Человек по своей сути — муравей, и он скорее захочет быть пассажиром на великом колесе судьбы, чем тратить силы на управление им. Меньше всего он хочет вершить судьбы, оттого и боготворит тех немногих, кто посмел.
А что касается судьбы, то война распоряжается ею самым радикальным образом. Поэтому на войне всем хорошо, там мы обретаем внутренний боевой мир. А Вторая мировая — прямо-таки образцовая война, потому что, как сказал Геббельс, это была der totale Krieg[104]; она была во всем и всюду: растянулась на целый континент, тяжким грузом легла на каждую душу, коснулась всех и вся. Даже женщину, которая отказалась участвовать в ней и окопалась за порогом своей квартиры с 17 бутылками ликера.
48Женственность1940
Выйдя от Улиточницы, я пошла прямиком на третий этаж. Я не могла пойти домой, не заглянув к Аннели. (Я была как бы психологическая помощь на дому: сидела с одинокими датскими женщинами и выпотрашивала их горести.)

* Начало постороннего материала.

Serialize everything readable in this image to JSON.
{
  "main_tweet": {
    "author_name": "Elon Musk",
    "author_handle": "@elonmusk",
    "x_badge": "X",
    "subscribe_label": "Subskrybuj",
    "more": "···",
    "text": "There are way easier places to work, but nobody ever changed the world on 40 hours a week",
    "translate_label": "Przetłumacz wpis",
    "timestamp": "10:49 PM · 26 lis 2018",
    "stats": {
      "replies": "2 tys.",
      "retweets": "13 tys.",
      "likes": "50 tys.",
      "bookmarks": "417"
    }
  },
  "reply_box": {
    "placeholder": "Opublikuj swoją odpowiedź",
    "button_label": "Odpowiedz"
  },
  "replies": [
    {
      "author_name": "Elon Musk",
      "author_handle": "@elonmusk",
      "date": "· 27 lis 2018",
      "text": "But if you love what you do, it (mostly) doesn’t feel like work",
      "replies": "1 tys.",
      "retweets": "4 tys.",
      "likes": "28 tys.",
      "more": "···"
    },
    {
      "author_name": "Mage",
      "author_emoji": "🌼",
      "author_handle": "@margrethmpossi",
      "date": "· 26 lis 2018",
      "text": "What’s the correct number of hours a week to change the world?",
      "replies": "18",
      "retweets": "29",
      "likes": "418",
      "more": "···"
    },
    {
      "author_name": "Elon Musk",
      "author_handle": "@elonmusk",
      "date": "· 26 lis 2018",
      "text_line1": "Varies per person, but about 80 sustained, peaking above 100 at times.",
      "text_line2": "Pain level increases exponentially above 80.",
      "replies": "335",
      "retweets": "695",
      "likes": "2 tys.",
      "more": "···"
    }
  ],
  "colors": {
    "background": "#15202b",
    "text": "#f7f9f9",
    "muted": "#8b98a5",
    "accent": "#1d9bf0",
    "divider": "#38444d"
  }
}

Но прежде чем я позвонила в ее дверь, открылась квартира напротив, и со мной захотела поговорить еще одна копенгагенская фру. «Nåh? Er det dig igen?»[105] Но я не отреагировала — я не могла взять на себя новых пациентов в том же подъезде. Ее голова торчала из красивого плечевого пояса, словно кофта из плохо закрытого ящика комода: нос большой, щеки как следует напудренные и нарумяненные. У меня сразу возникло ощущение, что на ощупь они должны быть, как рисунок цветным мелком по коже. «Er det ikke fredag i dag?»[106] Я отвернулась и позвонила в квартиру Аннели.
Да, такова была война. В каждом подъезде Копенгагена жили женщины… Нет, лучше так: на всех этажах во всех городах Европы — в Осло, в Лионе, в Люблине — были закрытые двери, и за каждой притаилась судьба. Можно было позвонить в любую, и она открывалась, подобно тысячестраничному роману — судьбоносному, трагичному, грустному, сказочному, невероятному и слишком, слишком длинному. Каждая дверь в каждом доме в каждом городе была как обложка с большими горящими буквами: «Невеста Муссолини», «Все ради мужа», «Двухкомнатная страна».
Аннели в полинявшем халате подошла к дверям, затем сразу же снова легла в постель. Ее волосы были не уложены и свободно струились по спине. Они были длиннее, чем я думала. Я прошла за ней и присела на край ее кровати.
— Ты сегодня припозднилась, — бессильно прошептала она.
— Да.
Она была невероятно красива, когда лежала там, такая блестяще слабая, а ее голова наполовину утопала в большой пухлой подушке. Из цельно-белого лица струились черные локоны, а сала на щеках стало меньше — из-за болезни. Она смежала свои чудо-веки перед каждой фразой.
— Ты где была?
— Я…
Больше я ничего сказать не смогла. Наверно, тогда я впервые в жизни кому-то изменила. Причем с проституткой. И с сумасшедшей. И обе были в лоск пьяны.
— Не сиди сегодня долго. Я так устала.
— Нет-нет. Я сейчас уйду. Да и времени уже много.
— Обещай мне одно, Даня.
— Да. А что?
— Запомни навсегда, на всю жизнь, что… что они не должны тебя схватить.
— Нет… Схватить?
— Да. А они непременно попытаются.
— Кто, немцы?
Она слабо улыбнулась, словно цветок, плавно поворачивающий свою головку к солнцу.
— Мужчины.
— Мужчины?
— Да. Берегись их, — она очень медленно закрыла глаза. Ресницы ее трепетали, как крылья бабочек.